La petite histoire du parquet

  • 1719 : la Ville de Grenoble acquiert, auprès des descendants du Connétable les bâtiments du palais de Lesdiguières pour en faire un nouvel Hôtel de Ville. Une partie des lieux est réservée à l’Intendance du Dauphiné.
  • 1784 : Jean-François Hache, illustre ébéniste grenoblois (1730-1796), expertise le parquet mal conçu, mal exécuté et en fort mauvais état, du cabinet de l’Intendant, au rez-de-chaussée du bâtiment.
  • 1787 : à l’occasion de l’arrivée d’un nouvel intendant, Hache reçoit commande d’un nouveau parquet qu’il réalise entre avril et septembre.

Après exécution de gros travaux d’aménagement et d’assainissement du sol, et installation d’un plancher en châtaignier, avec lambourdes et solives en chêne et châtaignier, pose du parquet « en mosaïque » sans clous, ni chevilles, les frises entrelacées et les panneaux de neuf formes différentes en bois massifs dont deux incorruptibles en cèdre et acacia, les autres en meurier, frêne, loupe de noyer, etc., avec divers compartiments en buis, ébène, acajou et autres rapportés auxdits panneaux… ». 

« Les panneaux de ce nouveau parquet sont entremêlés de bois rares et incorruptibles, dont la propriété est d’écarter par leur odeur les insectes à 3 ou 4 pieds de distance et qui par conséquent en garantiront les autres… »

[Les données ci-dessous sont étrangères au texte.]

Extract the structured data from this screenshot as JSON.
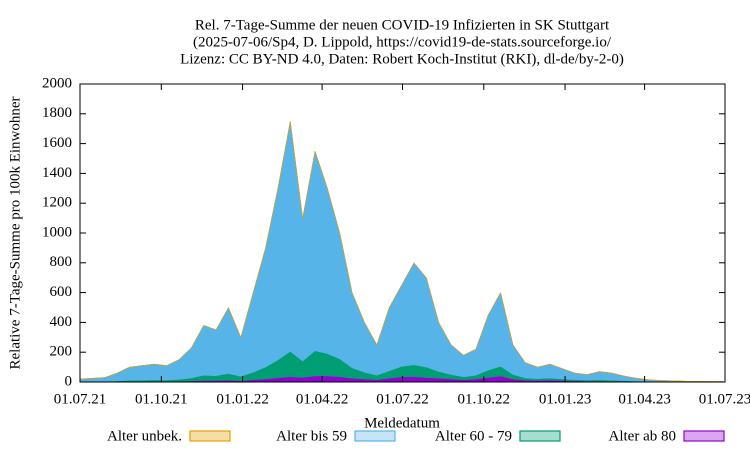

(in « Etat » des sommes dues à J. F. Hache, 15 septembre 1787, Archives municipales de Grenoble)

  • 1862 : malgré les précautions prises par Hache pour assurer la pérennité de son ouvrage, le parquet, « en état de décomposition », fait l’objet d’une réfection totale à l’identique, selon les plans et dessins originaux, par le parqueteur Régis Grange, de Domène.

L’antichambre avait, quant à elle, été re-parquetée de façon plus sommaire, en 1845-1847.

Mais le nom de Hache restera attaché au parquet :

« Si cette restauration ne nous a pas conservé l’œuvre matérielle proprement dite,…, elle a cependant permis de conserver l’œuvre dans sa conception artistique et l’équilibre de ses formes géométriques » (Dominique-Jacques Jalabert).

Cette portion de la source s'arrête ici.